Some of those other places agreed. International acclaim first came to Blok-Wilson in 2021, when her “Ave Verum Corpus”, a very contemporary-sounding setting of an ancient liturgical text that she composed during the Covid-19 shutdown, won second prize at the annual International Ave Verum Composition Competition, in Baden bei Wien, Austria. It was a significant honour for a piece that also, as Blok-Wilson readily agrees, marked a major expansion of her compositional palette. Whereas her earlier works attracted descriptors such as “sweet”, “consonant”, and “wistful”, “Ave Verum Corpus” adds an air of mystery and some decorous atonality to the mix.

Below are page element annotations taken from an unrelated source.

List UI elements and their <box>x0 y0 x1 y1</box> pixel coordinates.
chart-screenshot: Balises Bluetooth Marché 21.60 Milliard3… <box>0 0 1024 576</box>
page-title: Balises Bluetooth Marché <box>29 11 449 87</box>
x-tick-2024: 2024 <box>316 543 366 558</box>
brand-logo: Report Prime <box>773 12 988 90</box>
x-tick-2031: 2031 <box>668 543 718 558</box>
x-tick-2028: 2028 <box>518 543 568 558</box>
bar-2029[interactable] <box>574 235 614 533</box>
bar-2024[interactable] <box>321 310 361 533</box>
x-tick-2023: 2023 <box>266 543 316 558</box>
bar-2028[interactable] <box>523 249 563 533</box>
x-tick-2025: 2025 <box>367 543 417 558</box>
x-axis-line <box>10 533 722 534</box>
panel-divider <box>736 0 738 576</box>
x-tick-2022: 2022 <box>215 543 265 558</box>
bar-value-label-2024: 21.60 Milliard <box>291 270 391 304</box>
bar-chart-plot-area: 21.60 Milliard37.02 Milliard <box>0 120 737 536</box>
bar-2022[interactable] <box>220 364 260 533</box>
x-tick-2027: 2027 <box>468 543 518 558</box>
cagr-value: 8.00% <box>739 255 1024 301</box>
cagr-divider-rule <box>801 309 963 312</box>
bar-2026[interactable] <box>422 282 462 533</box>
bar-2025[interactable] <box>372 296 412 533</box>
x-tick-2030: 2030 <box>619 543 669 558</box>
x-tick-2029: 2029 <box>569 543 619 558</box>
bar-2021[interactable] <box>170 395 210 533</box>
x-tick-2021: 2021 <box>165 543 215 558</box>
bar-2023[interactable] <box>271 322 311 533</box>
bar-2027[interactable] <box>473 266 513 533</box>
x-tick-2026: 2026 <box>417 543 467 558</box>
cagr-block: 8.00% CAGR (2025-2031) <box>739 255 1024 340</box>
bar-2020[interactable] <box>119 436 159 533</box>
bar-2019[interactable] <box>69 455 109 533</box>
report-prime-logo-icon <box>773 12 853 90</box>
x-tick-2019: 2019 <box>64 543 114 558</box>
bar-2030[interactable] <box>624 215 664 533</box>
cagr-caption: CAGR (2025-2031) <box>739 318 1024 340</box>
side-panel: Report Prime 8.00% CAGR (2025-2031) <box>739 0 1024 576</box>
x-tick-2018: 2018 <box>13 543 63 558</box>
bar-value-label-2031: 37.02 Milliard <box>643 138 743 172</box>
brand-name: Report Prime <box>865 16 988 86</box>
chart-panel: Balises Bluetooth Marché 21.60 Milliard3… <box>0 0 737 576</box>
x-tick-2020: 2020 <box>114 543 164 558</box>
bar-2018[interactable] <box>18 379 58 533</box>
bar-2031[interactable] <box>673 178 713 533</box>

“I have a music friend who says ‘Oh, I actually hear some jazz harmonies in your piece,’” Blok-Wilson reports. “So, yeah, if it hadn’t been for Covid or whatever I may not have written ‘Ave Verum’, but that was just an avenue. So I thought a lot about it: where it would be performed, and where Mozart’s own ‘Ave Verum’ would have been performed, the acoustical situation. I struggled a little with the melody, but the melody comes from my name, Gerda… The main melody works with those notes, G, E, D, A, and R [which in German musical cryptograms denotes G sharp].

“I thought ‘This is fun,’” she adds. “‘This is what composition is about, this kind of fun.’”

Although Blok-Wison was originally intended to contribute a new work to At the Spring Dawn, an administrative slip-up meant that she wasn’t notified in time, and thus in Elektra’s vernal program she’ll be represented by “Ave Verum Corpus”. But this isn’t a bad thing: with its meditative harmonies and the Latin text’s intimations of Easter and resurrection, it’s a perfect fit.